Tidak seperti pelabuhan laut lain, pelabuhan Bung Karno menyajikan keindahan yang tak mudah diungkap dengan kata-kata. Menyaksikan semburat sinar senja di ufuk barat, terlihat seperti gadis muda malu-malu mengintip dari balik gunung Ebulobo sana, berkasnya membias, membentuk sorotan kuning kemerahan di sisi Pulau Ende, lalu hilang merayap bersama temaram yang menggusur pergi. Keindahan ini hanya dari pelabuhan Bung Karno Ende kita bisa berdecak kagum.
Kini, pelabuhan Bung Karno semakin ramai dengan kehadiran KM Mila Utama dan KM Mahkota Nusantara. Dua kapal jenis roro ini yang mengangngkut penumpang dan barang dari dan ke Surabaya ini pun sangat ramah dengan warga Kota Ende yang ingin melihat dari dalam. Lebih dari sekali saya ikut bersama warga lain yang berbondong-bondong, masuk ke dalam KM Mahkota Nusantara. Hanya sekedar melihat-lihat secara lebih dekat. Yah, namanya saja orang gunung seperti saya pasti jarang melihat kapal besar. Ini semacam obyek wisata baru. Beberapa warga asyik berselfi-ria. Saya pun senang, akhirnya bisa melihat kota Ende dari atas kapal itu.

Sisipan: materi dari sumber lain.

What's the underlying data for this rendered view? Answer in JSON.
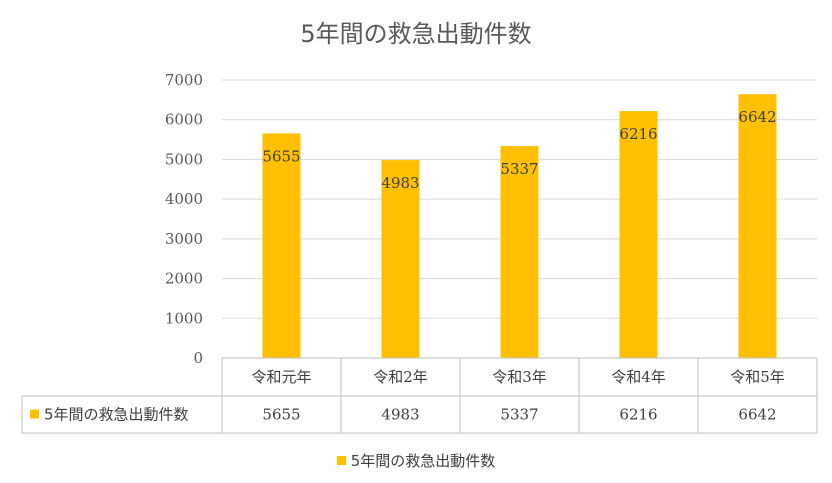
{
  "chart_data": {
    "type": "bar",
    "title": "5年間の救急出動件数",
    "categories": [
      "令和元年",
      "令和2年",
      "令和3年",
      "令和4年",
      "令和5年"
    ],
    "series": [
      {
        "name": "5年間の救急出動件数",
        "values": [
          5655,
          4983,
          5337,
          6216,
          6642
        ],
        "color": "#FFC000"
      }
    ],
    "ylim": [
      0,
      7000
    ],
    "yticks": [
      0,
      1000,
      2000,
      3000,
      4000,
      5000,
      6000,
      7000
    ],
    "grid": true,
    "data_labels": true,
    "data_table": true,
    "legend_position": "bottom"
  }
}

Dan saya pun ikut pulang. Singgah sebentar menikmati kopi Kelimutu racikan petani Desa Golulada, Kecamatan Detusoko di Pantai Ria – persis sepelemparan batu dari pelabuhan Bung Karno. Nikmatnya sangat berani. Ditemani pisang goreng gurih dan renyah. Serasa saya sedang menyentuh bibir surga.